Des oeuvres explorent tout naturellement la sexualité, telles ces sculptures de Lidia Kostanek en porcelaine en noir et en blanc, représentant symboliquement un jardin au centre duquel trône une vulve. La fille du célèbre photographe Franck Horvat, Fiammetta Horvat révèle dans une vidéo son Ventre pleureur. Une sculpture murale en ronde bosse réalisée par Prune Nourry Milk Pool, donne à voir une femme enceinte émergeant d’un mur à la manière d’une nymphe flottant dans un bain de lait. Sur son bas ventre, une projection offre une vidéo échographique d’un fœtus. Une autre représentation sensuelle de la grossesse est l’oeuvre mixte média d’Anaïs Albar produite en broderie, crayon et encre de chine sur tissus.

L’imaginaire enfantin est inscrit dans les oeuvres réalisées en bande dessinée par David B. connu pour sa série autobiographique  L’Ascension du Haut Mal , avec les peintures et techniques mixtes sur aluminium de Marlène Mocquet qui recyclent les figures drolatiques des barbapapa dans un univers totalement kitsch , ou encore dans les créations picturales de Guillaume Pinard qui reprennent les figures stylisées du dessin d’enfant au service de leurs peurs comme dans La hantise du bonhomme bâton.

Plusieurs représentations réalistes peintes ou dessinées révèlent un rapport plus apaisé à la relation parents enfants. Cela correspond à l’univers des toiles de l’artiste d’origine iranienne Axel Pahlavi que révèlent ses titres Peindre dans tes yeux ou Car je suis malade d’amour. C’et le même type de ressentis qui est dépeint par Charlotte Salvaneix avec L’heure du bain, Paternité verte ou Maternité à l’atelier . Au masculin cela se décline pareillement dans les dessins hyperréalistes à l’encre et aquarelle sur papier de Fabien Mérelle.

Florence Obrecht épouse d’Axel Palhavi montre diverses pièces de ces cinq dernières années réalisées à quatre mains avec sa fille Camilla-Thérèse . Jouant de l’ambiguïté dans sa pratique entre les représentations adultes et les figures enfantines dans ses sensuels lavis d’encre sur papier Françoise Pétrovitch présente une figure ambiguë de fille/femme aux contours rose fushia sur fond rose pastel ou blanc. Elle poursuit le dialogue intergénérationnel avec L’accouchement, dédicace à Lucie ensemble de 15 dessins sur le « devenir femme ».
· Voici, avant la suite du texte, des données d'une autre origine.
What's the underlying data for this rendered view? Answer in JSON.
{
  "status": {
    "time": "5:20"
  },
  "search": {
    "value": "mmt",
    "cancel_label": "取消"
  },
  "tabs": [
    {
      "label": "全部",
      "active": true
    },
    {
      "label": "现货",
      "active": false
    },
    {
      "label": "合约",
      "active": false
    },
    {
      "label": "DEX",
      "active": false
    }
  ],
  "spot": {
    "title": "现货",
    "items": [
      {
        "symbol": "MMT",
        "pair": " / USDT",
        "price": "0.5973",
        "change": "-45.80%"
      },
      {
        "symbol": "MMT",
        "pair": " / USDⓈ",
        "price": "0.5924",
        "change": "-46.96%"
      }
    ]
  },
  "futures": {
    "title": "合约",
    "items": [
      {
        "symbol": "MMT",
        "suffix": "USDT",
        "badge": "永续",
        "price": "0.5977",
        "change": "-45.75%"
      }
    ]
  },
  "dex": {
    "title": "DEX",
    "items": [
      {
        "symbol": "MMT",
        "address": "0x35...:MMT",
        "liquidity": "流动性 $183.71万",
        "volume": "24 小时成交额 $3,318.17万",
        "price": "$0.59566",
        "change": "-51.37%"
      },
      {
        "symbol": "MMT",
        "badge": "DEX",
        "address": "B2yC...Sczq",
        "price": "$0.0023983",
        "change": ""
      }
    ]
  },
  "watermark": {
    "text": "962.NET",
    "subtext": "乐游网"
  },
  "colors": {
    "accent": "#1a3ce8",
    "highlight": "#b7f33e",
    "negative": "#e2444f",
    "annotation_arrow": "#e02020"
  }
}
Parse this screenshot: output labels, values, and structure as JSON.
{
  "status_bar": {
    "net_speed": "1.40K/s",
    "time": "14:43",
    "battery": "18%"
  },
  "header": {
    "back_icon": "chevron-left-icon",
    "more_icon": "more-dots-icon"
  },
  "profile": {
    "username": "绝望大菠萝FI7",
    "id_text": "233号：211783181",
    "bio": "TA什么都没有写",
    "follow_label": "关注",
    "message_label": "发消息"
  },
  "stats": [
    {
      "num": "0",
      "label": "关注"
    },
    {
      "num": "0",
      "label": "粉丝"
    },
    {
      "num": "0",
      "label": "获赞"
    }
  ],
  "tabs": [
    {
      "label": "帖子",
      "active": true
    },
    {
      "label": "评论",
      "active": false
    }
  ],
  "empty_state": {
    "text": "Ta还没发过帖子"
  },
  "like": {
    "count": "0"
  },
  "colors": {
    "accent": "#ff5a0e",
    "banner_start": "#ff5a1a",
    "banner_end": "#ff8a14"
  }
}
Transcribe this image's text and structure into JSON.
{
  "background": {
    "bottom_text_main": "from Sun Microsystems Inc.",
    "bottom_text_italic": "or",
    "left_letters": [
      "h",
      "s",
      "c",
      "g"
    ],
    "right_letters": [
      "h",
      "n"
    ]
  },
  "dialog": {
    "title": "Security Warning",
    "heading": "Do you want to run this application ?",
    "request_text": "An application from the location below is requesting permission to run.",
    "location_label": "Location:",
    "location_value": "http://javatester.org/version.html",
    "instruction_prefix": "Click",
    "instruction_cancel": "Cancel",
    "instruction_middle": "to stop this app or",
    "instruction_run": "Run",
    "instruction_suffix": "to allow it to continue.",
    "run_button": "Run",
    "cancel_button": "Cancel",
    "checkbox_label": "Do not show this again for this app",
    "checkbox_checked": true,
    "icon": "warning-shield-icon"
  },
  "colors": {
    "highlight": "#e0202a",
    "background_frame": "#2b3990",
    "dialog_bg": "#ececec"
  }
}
Quatre des artistes de cette sélection sont représentés par la galerie Anne Barrault, c’est le cas de la plus radicale d’entre eux , Katharina Bosse née en Finlande, mais qui exerce en Allemagne. Elle s’est fait connaitre dans les années 90, alors qu’elle vit à New York, par sa série culte intitulée New Burlesque. A son retour à Bielefeld en 2003 elle poursuit son oeuvre tout en enseignant la photographie. En 2009, elle présente pour la première fois à la galerie Anne Barrault : A portrait of the artist as a young mother  que l’on retrouve ici avec intérêt. Son titre hommage au recueil de proses de Dylan Thomas Portrait of the artist as a Young dog révèle une même distanciation ironique. Consciente que l’art occidental se désintéresse de la maternité elle se met en scène , nue en pleine nature à la manière d’une mère animale auprès de ses jeunes enfants, revendiquant le caractère séduisant de son corps de femme et de gestatrice.